To develop a PRP preparation, blood must first be drawn from a patient (usually between 30 and 60cc of whole blood). The platelets are separated from the other blood cells and their concentration is increased during a process called centrifugation (ie. spinning the blood). The final PRP product is separated and injected back into the patient at the source of injury, ultimately augmenting the natural healing response of the body while expediting recovery.
What Conditions Are Treated With PRP? Is It Effective?
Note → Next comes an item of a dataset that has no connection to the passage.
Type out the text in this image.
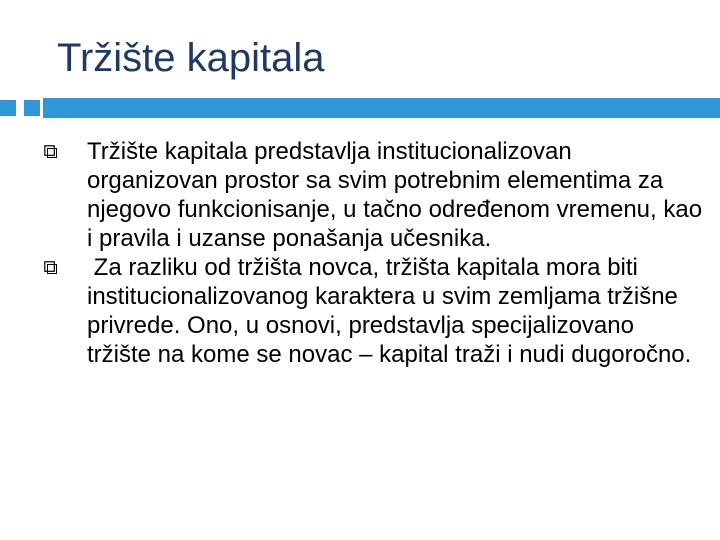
Tržište kapitala
Tržište kapitala predstavlja institucionalizovan organizovan prostor sa svim potrebnim elementima za njegovo funkcionisanje, u tačno određenom vremenu, kao i pravila i uzanse ponašanja učesnika.
Za razliku od tržišta novca, tržišta kapitala mora biti institucionalizovanog karaktera u svim zemljama tržišne privrede. Ono, u osnovi, predstavlja specijalizovano tržište na kome se novac – kapital traži i nudi dugoročno.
PRP has been studied extensively over the past few years. There are hundreds of studies published that review its effectiveness and compare it to previously used “gold standards” (ex. corticosteroids). PRP has been shown to be effective for these conditions and many others:
- Chronic Tendon Injuries (ex. Tennis Elbow, Golfer’s Elbow, Jumper’s Knee (Patella Tendinitis))
- Acute Tendon, Ligament, and Muscle Injuries (ex. Achilles Tendon Injuries)
- Osteoarthritis (Knee, Hip, Shoulder, etc)
- Rotator Cuff tears in the shoulder
- Bursitis (Hip, Knee, Shoulder)
Studies Supporting the use of PRP:
- Efficacy of Intra-articular Platelet-Rich Plasma Injections in Knee Osteoarthritis: A Systematic Review. Arthroscopy (2016).
- Platelet-rich plasma in the management of articular cartilage pathology: a systematic review. CJSM (2014).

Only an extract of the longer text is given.